Наперстянка - Грейс Аделин
Она отогнала этот образ, надеясь, что никто не заметил румянца на ее щеках. Она бы с радостью выбросила все из головы, потому что подобные мысли не приносили пользы ни ей, ни ее ночным фантазиям. Блайт постаралась направить все свое внимание на счастливую пару, хлопая вместе с остальными, пока молодожены целовались.
После всего случившегося за этот год поместье Уэйкфилдов казалось слишком красивым, чтобы она чувствовала себя здесь уютно. Хрустальная посуда и торты с позолоченной глазурью слишком сверкали, а костюмы и платья гостей были чересчур роскошными. Блайт все ждала, что вот-вот что-нибудь сломается или с неба обрушится огненный дождь, отчего никак не могла сосредоточиться. Тревога все сильнее сдавливала грудь, и ей захотелось развернуться и последовать за своим беспокойством. Казалось, кто-то наблюдает за ней, но она не могла понять, чьи это любопытные взгляды.

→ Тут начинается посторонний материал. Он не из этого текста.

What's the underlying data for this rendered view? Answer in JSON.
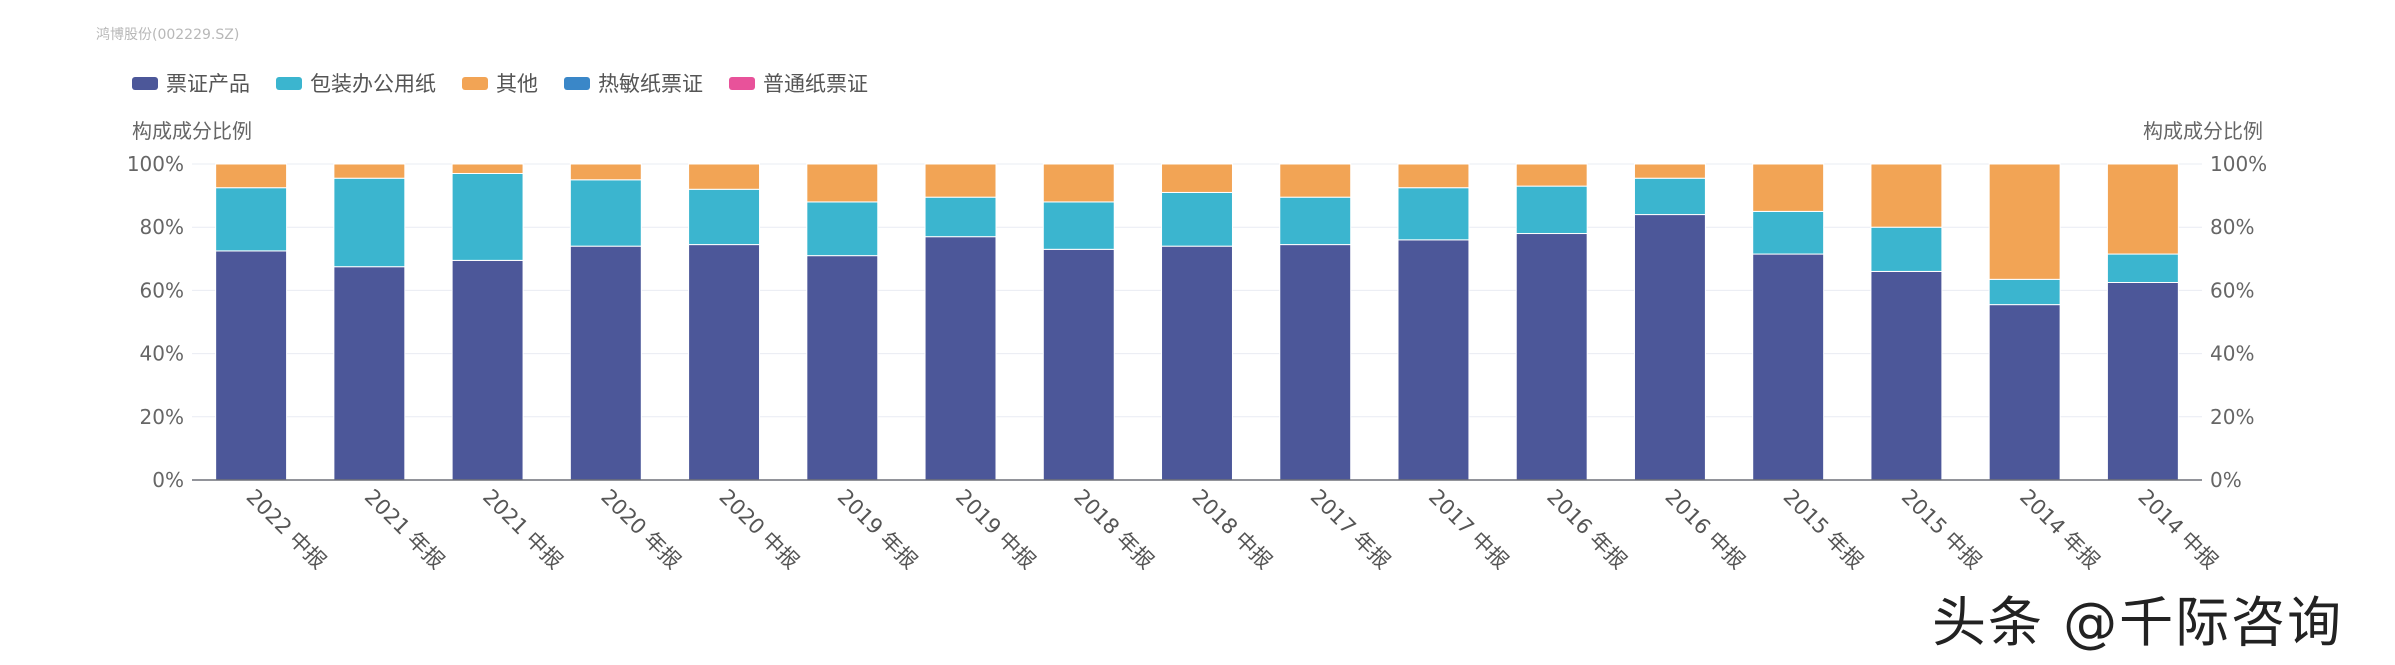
{
  "source_label": "鸿博股份(002229.SZ)",
  "watermark": "头条 @千际咨询",
  "chart_data": {
    "type": "bar",
    "stacked": true,
    "ylabel_left": "构成成分比例",
    "ylabel_right": "构成成分比例",
    "ylim": [
      0,
      100
    ],
    "yticks": [
      "0%",
      "20%",
      "40%",
      "60%",
      "80%",
      "100%"
    ],
    "categories": [
      "2022 中报",
      "2021 年报",
      "2021 中报",
      "2020 年报",
      "2020 中报",
      "2019 年报",
      "2019 中报",
      "2018 年报",
      "2018 中报",
      "2017 年报",
      "2017 中报",
      "2016 年报",
      "2016 中报",
      "2015 年报",
      "2015 中报",
      "2014 年报",
      "2014 中报"
    ],
    "series": [
      {
        "name": "票证产品",
        "color": "#4c5799",
        "values": [
          72.5,
          67.5,
          69.5,
          74,
          74.5,
          71,
          77,
          73,
          74,
          74.5,
          76,
          78,
          84,
          71.5,
          66,
          55.5,
          62.5
        ]
      },
      {
        "name": "包装办公用纸",
        "color": "#3bb5cf",
        "values": [
          20,
          28,
          27.5,
          21,
          17.5,
          17,
          12.5,
          15,
          17,
          15,
          16.5,
          15,
          11.5,
          13.5,
          14,
          8,
          9
        ]
      },
      {
        "name": "其他",
        "color": "#f2a455",
        "values": [
          7.5,
          4.5,
          3,
          5,
          8,
          12,
          10.5,
          12,
          9,
          10.5,
          7.5,
          7,
          4.5,
          15,
          20,
          36.5,
          28.5
        ]
      },
      {
        "name": "热敏纸票证",
        "color": "#3a87c8",
        "values": [
          0,
          0,
          0,
          0,
          0,
          0,
          0,
          0,
          0,
          0,
          0,
          0,
          0,
          0,
          0,
          0,
          0
        ]
      },
      {
        "name": "普通纸票证",
        "color": "#e8529a",
        "values": [
          0,
          0,
          0,
          0,
          0,
          0,
          0,
          0,
          0,
          0,
          0,
          0,
          0,
          0,
          0,
          0,
          0
        ]
      }
    ],
    "grid": true,
    "legend_position": "top-left"
  }
}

– Правда прекрасная свадьба?
Блайт вздрогнула, узнав голос Сигны только секунду спустя. Она обратила внимание на темно-синее платье кузины, резко контрастировавшее с ее собственным, которое было такого холодного оттенка голубого, что казалось серебристым. Элайджа стоял на небольшом расстоянии позади Сигны и оживленно разговаривал со смеющейся Элизой.
– Он будет замечательным дедушкой, – продолжила Сигна, когда Блайт ничего не ответила.
– Верно, – согласилась Блайт, поворачиваясь к жениху и невесте. – И, осмелюсь сказать, Шарлотта еще никогда не выглядела такой счастливой.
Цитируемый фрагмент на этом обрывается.